Meiliana Divonis 18 Bulan, Hendardi: Bentuk Peradilan Sesat
Ketua Setara Institute, Hendardi. FOTO: Dok. JPNN.com

jpnn.com, JAKARTA - Ketua SETARA Institute Hendardi mengatakan vonis satu tahun enam bulan atau 18 bulan penjara kepada Ibu Meiliana karena berpendapat tentang volume suara azan, merupakan bentuk peradilan sesat yang digelar di Pengadilan Negeri Medan. Menurutnya, pengadilan memaksakan diri memutus perkara yang tidak bisa dikualifikasi sebagai peristiwa hukum. Pengadilan bukan bekerja di atas mandat menegakkan keadilan sesuai dengan jiwa Pancasila dan UUD Negara RI Tahun 1945, tetapi bekerja di bawah tekanan massa.

“Peradilan atas Meiliana adalah bentuk trial by the mob yang merusak integritas lembaga peradilan,” kata Hendardi dalam siaran persnya, Kamis (23/8). 

Hendardi menilai proses hukum atas Meiliana merupakan akumulasi penyimpangan kerja aparat penegak hukum dari mulai kepolisian, kejaksaan, dan pengadilan sekaligus menggambarkan lemahnya institusi peradilan atas tekanan massa kelompok intoleran. Kinerja ini pula menggambarkan bahwa intoleransi, cara pikir dan cara kerja diskriminatif melekat dalam institusi-institusi peradilan di Indonesia.
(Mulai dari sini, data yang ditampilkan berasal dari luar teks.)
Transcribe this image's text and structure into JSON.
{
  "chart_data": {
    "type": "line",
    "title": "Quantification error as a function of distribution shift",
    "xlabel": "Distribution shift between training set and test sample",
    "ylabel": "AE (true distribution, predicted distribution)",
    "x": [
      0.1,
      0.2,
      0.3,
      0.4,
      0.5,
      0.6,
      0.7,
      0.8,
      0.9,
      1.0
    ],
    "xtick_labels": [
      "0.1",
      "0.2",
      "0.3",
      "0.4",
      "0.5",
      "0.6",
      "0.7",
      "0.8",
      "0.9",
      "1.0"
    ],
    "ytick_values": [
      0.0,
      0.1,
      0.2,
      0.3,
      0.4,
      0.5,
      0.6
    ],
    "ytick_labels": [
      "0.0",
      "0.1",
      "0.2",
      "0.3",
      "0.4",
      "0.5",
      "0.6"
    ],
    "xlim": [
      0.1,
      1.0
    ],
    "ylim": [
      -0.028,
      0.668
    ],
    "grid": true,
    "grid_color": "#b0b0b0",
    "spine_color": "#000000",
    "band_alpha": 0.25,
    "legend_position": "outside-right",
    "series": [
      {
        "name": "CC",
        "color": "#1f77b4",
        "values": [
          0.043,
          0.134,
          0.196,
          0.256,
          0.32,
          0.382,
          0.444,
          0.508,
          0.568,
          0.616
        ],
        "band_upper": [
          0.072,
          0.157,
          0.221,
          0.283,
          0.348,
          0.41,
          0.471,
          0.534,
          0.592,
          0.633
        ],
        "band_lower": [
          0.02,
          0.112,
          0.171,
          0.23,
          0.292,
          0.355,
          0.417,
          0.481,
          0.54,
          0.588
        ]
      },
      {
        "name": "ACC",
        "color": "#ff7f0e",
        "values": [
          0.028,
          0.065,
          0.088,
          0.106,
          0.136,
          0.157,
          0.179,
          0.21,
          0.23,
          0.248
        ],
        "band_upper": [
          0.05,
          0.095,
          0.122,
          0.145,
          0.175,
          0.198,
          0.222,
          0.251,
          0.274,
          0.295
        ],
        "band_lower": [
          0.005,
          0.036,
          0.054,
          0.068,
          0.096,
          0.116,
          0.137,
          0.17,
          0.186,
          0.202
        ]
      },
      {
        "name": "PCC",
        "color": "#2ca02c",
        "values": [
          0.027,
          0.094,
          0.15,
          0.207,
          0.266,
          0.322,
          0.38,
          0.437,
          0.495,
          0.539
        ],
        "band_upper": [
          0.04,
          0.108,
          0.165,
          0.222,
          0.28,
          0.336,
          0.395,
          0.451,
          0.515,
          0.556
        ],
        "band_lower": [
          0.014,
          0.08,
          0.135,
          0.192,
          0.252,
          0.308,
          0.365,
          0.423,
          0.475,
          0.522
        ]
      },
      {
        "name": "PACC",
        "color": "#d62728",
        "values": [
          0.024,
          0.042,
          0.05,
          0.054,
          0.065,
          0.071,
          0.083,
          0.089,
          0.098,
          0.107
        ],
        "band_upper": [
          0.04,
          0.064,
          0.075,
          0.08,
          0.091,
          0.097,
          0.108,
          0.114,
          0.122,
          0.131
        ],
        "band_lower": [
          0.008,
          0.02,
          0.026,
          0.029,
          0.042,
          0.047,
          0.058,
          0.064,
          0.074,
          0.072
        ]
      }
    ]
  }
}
“Intoleransi bukan hanya tumbuh di tengah masyarakat tetapi juga merasuk ke banyak kepala aparat penegak hukum dan para penyelenggara negara,” ujarnya. 

Lebih lanjut, dia mengatakan perkembangbiakan intoleransi di Tanah Air terjadi sejak 2004 saat Presiden Susilo Bambang Yudhoyono memimpin dan membiarkan aspirasi intoleransi itu hingga 10 tahun masa kepemimpinannya berakhir. Sementara, selama hampir 4 tahun masa kerja pemerintahan Joko Widodo juga nyaris tidak mengambil tindakan nyata mengatasi intoleransi dan pelanggaran kebebasan beragama/berkeyakinan.

“Alih-alih mengambil tindakan nyata menjamin kebebasan beragama/berkeyakinan, Jokowi sebatas membubarkan organisasi semacam Hizbut Tahrir Indonesia, lebih karena alasan keberadaannya yang mengancam secara politik, tetapi tidak genuine untuk membela kebebasan beragama/berkeyakinan,” kata Hendardi. 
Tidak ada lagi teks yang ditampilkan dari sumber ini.